We're simply printing more money- a novel solution to the problem. i heard one pundit say, 'You ought to invest in print ink if you are looking for a safe place to put your money.'
The utter foolishness of the Bush/Cheney years could not be set into a novel because it would be unbelievable for the reader to imagine a scenario like that plot.
Yep, the printing presses will be running at full speed. A year ago we were commenting about the U.S. being $53 Trillion in debt. Now, the figure is $60 Trillion! And, the beat goes on....However, the U.S. will use another method of paying for these programs and the ones to come. We will use borrowing from foreign countries, especially Red China. Then, the result will be the devaluation of the U.S. dollar. U.S. devaluation will cause a crisis of immense proportions. We have to stop this insanity of inflation and continued foreign borrowing. Maybe this is why Obama has brought back the Reagan Administrations 80 year old Paul Voecker, he of the infamous tight money of the early 1980s under Reagan which severely impacted the middleclass. Obama sure is providing us new faces that are capable of thinking outside the box, isn't he? So, far most are the elitist. Where is the "dimes difference"?
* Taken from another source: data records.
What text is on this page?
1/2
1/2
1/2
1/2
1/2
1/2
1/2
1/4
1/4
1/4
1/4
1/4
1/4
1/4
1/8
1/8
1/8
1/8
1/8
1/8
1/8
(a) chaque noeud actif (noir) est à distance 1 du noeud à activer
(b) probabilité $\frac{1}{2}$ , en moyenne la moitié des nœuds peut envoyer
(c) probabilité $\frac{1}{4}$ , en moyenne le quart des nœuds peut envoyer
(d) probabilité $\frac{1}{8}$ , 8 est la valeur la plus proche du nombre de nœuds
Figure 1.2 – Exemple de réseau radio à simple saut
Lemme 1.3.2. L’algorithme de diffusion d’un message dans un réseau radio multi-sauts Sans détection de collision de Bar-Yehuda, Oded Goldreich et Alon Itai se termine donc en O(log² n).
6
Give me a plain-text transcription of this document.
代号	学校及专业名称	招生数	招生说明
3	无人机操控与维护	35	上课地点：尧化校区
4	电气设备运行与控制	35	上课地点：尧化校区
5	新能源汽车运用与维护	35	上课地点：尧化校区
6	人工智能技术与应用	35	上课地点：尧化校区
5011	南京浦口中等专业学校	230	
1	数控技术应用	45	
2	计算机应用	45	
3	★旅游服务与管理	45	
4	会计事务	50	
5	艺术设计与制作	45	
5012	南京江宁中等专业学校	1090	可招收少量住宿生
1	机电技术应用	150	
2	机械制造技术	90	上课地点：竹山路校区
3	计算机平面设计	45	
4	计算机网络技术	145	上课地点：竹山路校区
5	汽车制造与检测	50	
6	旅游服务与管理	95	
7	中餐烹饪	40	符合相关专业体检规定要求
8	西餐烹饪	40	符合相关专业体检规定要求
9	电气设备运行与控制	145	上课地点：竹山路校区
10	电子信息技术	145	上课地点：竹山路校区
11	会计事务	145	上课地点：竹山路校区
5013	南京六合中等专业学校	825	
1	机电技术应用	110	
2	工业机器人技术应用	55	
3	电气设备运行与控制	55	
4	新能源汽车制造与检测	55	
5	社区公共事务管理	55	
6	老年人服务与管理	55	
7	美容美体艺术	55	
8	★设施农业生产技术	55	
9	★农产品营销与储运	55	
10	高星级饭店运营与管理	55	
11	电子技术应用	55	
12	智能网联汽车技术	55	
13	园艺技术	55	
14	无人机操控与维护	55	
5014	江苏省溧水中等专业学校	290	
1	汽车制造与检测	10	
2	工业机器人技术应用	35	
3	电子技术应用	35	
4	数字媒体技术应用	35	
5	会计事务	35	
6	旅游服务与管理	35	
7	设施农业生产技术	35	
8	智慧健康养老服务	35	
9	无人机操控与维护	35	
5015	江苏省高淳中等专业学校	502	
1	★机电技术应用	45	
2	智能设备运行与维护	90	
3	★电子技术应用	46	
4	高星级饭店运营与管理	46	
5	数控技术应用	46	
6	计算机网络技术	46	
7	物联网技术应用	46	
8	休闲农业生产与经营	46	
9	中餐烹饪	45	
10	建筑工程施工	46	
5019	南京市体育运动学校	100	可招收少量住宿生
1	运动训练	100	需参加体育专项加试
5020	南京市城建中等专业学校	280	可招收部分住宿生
Obama will inherit this enormous debt, and it is only fitting that he does, since he is a Democrat, and the Democrats have an equal share in this imploding financial crisis. As the Democrats party in January, let them look around without their blinders on and see D.C. choking in debt. Apparently,
Obama will only contribute to it.
Obama wants this taxcut for the middleclass. The problem is that is a political decision and not a financial decision based on the enormous debt of the country. Obama needs to take politics out of his decisions as FDR did in a number of instances. Putting people to work is essential, but it can't be a giveaway. Obama needs a multipronged economic recovery program that combines cutting foreign expenses drastically, increasing taxes for all at home, restoring the U.S. manufacturing base, and ending U.S. dependency on foreign oil faster than 10 years. What is needed is an address to the U.S. that clearly tells the country what a crisis we are in and that we all have to help pay our way out of it and work our way back to financial stability.